Per questo la prima giornata di sciopero, lunedì 29 gennaio, ha fatto registrare un’adesione del 100%, ma la proprietà è rimasta in silenzio, secondo quanto riportava ieri la nota unitaria firmata dalle segreterie provinciali di Fiom, Fim e Uilm e dalle Rsu.
“Respingiamo la dichiarazione dell’azienda – scrivono le sigle – e chiediamo di avviare il tavolo per discutere dell’apertura dei contratti di solidarietà per 24 mesi. Questo ammortizzatore sociale consentirebbe il tempo adeguato per gestire e ridurre l’impatto sociale provocato dalla crisi”.

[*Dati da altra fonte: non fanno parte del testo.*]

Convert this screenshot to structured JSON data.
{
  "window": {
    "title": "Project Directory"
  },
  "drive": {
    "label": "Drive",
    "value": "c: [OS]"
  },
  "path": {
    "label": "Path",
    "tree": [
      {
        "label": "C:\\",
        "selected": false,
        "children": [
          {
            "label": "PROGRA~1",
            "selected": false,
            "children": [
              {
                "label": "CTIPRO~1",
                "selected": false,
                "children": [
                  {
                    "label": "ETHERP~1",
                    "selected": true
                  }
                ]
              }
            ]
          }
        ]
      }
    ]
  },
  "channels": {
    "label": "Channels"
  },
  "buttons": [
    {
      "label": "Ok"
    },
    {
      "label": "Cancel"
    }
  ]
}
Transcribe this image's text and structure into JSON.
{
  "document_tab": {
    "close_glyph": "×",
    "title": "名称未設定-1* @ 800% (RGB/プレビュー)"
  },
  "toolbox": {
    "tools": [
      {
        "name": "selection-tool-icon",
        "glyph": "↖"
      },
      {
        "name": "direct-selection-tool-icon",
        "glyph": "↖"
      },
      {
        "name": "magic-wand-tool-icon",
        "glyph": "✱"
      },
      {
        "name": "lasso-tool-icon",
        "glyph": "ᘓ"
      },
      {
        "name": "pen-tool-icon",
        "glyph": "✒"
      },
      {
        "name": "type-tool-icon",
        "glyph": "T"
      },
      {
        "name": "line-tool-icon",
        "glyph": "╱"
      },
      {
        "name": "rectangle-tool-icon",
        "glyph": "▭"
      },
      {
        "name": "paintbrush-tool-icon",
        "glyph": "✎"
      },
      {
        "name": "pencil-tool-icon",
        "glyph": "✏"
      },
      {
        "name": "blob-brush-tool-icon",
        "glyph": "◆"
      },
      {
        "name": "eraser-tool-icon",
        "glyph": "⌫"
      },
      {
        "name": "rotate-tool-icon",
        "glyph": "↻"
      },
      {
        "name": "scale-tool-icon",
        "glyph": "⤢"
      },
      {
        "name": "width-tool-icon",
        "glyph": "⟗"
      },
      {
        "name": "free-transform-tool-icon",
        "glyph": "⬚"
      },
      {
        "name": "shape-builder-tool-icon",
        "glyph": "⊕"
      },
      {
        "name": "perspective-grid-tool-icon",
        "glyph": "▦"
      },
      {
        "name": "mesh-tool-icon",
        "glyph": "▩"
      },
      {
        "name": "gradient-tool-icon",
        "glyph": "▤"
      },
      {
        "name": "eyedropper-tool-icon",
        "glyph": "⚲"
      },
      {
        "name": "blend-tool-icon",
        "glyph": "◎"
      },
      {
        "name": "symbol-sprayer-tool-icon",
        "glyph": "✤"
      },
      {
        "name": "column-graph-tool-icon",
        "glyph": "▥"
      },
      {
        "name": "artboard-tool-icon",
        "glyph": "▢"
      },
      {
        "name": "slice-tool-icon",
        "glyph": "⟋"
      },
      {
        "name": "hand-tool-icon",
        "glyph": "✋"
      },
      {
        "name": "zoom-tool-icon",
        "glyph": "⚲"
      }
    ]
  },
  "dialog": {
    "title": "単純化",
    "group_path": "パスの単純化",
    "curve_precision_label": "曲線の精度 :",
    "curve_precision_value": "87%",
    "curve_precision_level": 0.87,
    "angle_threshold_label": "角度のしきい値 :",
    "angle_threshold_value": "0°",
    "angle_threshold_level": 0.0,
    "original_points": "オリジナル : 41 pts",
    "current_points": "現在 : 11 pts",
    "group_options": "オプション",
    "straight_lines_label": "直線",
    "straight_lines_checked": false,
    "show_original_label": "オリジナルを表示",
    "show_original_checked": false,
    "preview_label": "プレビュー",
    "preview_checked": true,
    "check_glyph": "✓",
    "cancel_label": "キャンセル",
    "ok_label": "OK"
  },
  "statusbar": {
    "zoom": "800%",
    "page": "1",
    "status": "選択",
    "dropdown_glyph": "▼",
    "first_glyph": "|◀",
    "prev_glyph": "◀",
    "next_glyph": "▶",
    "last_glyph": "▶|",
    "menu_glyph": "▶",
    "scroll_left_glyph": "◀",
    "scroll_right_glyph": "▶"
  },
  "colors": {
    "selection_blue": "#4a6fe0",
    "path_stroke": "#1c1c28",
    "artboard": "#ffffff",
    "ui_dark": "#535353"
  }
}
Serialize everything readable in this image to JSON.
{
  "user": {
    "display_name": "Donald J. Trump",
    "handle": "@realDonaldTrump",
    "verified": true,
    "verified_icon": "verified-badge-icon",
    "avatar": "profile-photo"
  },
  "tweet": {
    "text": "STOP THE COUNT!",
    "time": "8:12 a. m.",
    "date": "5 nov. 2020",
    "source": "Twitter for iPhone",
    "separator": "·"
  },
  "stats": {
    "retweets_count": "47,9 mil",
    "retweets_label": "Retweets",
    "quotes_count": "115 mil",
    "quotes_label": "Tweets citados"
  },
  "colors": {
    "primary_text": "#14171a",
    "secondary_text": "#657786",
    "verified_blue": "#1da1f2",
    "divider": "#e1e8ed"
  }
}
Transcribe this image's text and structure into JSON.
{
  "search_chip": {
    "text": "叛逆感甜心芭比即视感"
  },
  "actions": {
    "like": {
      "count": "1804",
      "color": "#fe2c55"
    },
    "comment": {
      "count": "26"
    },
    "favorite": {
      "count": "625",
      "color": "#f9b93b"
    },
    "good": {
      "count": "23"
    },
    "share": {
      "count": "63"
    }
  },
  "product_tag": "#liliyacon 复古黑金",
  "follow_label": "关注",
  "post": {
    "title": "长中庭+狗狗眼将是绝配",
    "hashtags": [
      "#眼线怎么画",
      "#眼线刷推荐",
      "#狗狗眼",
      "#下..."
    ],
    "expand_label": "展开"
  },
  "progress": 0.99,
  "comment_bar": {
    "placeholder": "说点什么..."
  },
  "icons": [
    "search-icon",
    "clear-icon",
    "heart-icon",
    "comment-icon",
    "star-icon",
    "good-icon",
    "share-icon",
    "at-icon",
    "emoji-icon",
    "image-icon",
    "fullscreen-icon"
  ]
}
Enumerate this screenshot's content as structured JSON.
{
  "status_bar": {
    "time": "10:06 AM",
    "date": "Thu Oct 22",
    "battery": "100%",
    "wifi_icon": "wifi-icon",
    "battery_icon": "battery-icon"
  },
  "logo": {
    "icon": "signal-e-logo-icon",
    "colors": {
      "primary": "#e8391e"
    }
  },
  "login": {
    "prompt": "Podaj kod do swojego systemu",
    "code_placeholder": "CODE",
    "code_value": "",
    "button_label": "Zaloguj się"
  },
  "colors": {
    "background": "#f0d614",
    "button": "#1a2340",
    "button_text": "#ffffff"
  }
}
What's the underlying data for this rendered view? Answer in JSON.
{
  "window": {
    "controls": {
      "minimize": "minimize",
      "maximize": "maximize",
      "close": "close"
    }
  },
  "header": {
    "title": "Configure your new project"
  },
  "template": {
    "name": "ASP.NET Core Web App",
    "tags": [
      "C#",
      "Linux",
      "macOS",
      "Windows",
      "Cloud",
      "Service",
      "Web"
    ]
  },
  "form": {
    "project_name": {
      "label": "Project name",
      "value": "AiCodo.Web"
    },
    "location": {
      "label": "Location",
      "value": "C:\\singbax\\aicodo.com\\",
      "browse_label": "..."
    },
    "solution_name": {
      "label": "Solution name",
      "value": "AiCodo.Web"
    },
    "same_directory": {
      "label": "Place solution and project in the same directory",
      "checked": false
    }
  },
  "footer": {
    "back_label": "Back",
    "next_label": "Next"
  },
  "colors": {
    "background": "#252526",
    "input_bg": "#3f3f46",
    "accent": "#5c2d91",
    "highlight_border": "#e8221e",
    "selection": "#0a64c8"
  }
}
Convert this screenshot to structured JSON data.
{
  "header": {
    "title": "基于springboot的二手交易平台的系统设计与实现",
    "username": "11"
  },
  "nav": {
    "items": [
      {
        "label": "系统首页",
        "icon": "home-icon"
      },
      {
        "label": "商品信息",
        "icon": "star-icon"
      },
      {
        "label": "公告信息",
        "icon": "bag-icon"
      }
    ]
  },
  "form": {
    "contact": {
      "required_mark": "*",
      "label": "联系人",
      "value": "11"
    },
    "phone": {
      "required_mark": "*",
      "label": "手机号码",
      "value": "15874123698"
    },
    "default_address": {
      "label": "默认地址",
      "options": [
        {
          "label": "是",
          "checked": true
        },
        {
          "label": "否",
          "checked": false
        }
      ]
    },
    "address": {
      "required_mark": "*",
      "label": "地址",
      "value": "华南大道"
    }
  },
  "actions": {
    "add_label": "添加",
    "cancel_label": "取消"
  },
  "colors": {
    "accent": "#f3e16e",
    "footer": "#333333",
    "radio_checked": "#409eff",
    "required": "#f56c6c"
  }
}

I sindacati nel corso del presidio che si è tenuto davanti ai cancelli dello stabilimento hanno ribadito “l’importanza del Patto per il Lavoro della Regione Emilia Romagna, firmato dalle associazioni datoriali con la Regione e Cgil Cisl Uil, in cui si definisce che prima di ricorrere ai licenziamenti si debba far ricorso all’utilizzo di tutti gli ammortizzatori sociali disponibili. Tecopress deve aprire un percorso di ammortizzatori sociali idoneo alla gestione della crisi che sta attraversando. E questo percorso – hanno ripetuto i sindacati – si chiama ‘contratti di solidarietà’”.